En la terraza del Café de Flore, en Boulevard St. Germain, donde se sentaba casi todos los días, a unos pocos pasos de Le Deux Magots, donde también se lo veía siempre junto a Simone de Beauvoir, me he sentado a escribir sobre Jean Paul Sartre, a 34 años de su muerte. El tomaba apuntes y se dejaba ir por el mundo de sus ideas en estos dos ámbitos, donde venían para mirarlo. El famoso pensador, cuya biografía (todo un clásico) debemos a Annie Cohen Solal, titulada “Sartre”, fue definido por ella, en la dedicatoria de un ejemplar que me obsequió, como el “hombrecito que quiso poseer el mundo”.

Desde aquí, entonces, evoco aquella lejana tarde cuando el filósofo existencialista fue acompañado por 50 mil personas hasta el cementerio de Montparnasse, donde descansa cerca de Baudelaire. Trato de imaginar París aquel día, cuando se palpaba una inquieta efervescencia en el aire y los grupos se detenían aquí, frente a estos dos ámbitos, y los hombres y las mujeres se mostraban deseosos de prolongar aquellos momentos. Todos volvían de sepultar a Jean Paul Sartre y, entre ellos, Bernard-Henry Lévi, quien lo ha contado en su libro “Le siècle de Sartre”.

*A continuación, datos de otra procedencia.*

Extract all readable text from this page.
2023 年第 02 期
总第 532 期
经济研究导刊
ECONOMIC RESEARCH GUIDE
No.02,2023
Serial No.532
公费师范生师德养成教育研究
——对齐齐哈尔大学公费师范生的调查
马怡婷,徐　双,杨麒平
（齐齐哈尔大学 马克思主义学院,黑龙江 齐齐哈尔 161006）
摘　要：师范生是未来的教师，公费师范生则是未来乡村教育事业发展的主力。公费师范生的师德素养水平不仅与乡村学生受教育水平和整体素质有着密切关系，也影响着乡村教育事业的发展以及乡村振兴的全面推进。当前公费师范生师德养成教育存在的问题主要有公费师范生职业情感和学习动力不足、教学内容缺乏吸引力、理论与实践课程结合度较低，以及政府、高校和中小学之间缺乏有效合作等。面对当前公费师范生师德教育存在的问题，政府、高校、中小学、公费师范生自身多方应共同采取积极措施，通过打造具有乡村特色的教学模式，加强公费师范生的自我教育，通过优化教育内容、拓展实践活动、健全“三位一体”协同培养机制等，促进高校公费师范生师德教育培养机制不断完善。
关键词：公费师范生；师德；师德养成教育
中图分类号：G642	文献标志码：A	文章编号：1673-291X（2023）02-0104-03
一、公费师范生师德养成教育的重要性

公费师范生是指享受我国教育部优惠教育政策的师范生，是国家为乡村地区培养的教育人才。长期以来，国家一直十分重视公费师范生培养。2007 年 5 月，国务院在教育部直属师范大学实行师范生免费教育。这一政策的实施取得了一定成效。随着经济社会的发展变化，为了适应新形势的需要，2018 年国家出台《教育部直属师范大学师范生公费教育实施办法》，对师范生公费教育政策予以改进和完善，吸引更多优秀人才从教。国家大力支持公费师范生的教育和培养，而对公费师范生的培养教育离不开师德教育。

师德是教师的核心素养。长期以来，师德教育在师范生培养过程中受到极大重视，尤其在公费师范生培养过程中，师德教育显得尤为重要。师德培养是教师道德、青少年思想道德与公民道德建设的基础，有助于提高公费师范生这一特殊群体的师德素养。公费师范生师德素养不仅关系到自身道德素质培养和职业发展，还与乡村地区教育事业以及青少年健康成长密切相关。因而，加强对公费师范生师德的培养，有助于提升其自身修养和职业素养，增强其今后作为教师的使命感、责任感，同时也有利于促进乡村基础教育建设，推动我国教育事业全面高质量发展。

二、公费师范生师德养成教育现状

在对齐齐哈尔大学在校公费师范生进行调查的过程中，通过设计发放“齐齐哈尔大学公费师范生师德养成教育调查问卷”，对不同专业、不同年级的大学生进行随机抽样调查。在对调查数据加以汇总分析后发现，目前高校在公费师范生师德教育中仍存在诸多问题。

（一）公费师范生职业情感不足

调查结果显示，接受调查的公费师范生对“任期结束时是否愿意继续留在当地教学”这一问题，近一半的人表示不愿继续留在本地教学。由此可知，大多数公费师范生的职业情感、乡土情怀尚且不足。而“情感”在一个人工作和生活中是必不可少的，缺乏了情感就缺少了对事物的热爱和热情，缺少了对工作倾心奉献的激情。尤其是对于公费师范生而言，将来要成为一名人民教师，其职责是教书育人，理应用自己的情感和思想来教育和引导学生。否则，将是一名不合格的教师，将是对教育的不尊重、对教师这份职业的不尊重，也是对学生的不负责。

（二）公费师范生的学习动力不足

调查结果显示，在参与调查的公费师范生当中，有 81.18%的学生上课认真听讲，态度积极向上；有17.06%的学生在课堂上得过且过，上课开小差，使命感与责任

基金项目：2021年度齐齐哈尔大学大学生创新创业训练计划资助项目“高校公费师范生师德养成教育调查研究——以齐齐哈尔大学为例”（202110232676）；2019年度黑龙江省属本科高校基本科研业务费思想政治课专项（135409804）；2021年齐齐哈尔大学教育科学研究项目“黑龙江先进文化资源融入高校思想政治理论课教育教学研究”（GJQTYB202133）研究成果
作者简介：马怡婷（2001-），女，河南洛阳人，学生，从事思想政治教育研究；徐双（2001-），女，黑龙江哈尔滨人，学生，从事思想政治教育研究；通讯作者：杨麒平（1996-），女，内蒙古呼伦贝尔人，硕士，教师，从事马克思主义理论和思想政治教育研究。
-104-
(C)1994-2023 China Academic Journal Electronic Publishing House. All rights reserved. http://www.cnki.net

Aquel hombre pequeñito y bizco, que fue novelista, dramaturgo, ensayista y filósofo de extraordinaria inteligencia, recibió ese día un ceremonial único. Era un mito. Y sin embargo, a medida que el tiempo ha pasado, los existencialistas, tras vaciar el templo, hoy han desaparecido.

¿Cuál fue el secreto de la seducción de Sartre? ¿Por qué la voz seca y metálica del filósofo resonaba en destinos tan singulares? ¿Era un gran escritor? ¿Era un refugio para sus contemporáneos? En medio de las ilusiones, desesperanzas, utopías y acontecimientos de una época de sonido y furia (como la llamó Malraux) se había situado en un lugar muy inteligente.

Educado en la biblioteca de su abuelo, siguió sus estudios en el liceo Henri IV. En 1924 ingresó en la “Ecole Normale Supérieure”; conoció allí a Simone de Beauvoir, su eterna compañera. Formaron una mítica pareja que, desde 1929 a 1980, recorrió el espacio y el tiempo. Los vinculaba la complicidad afectiva y política, y un extraño equilibrio. Lo supimos después, al leer la correspondencia entre ellos dos.

En el siglo XX, un siglo de esperanzas y utopías, Sartre cosechó fervores y repudios a través de una obra embebida en el pensamiento de Gide, Céline, Hegel y Nietzsche. Su resultado fue un tumulto de ideas, pues Sartre pensaba que el existencialismo, doctrina destinada a los filósofos, debía amplificarse, y a ello se dedicó.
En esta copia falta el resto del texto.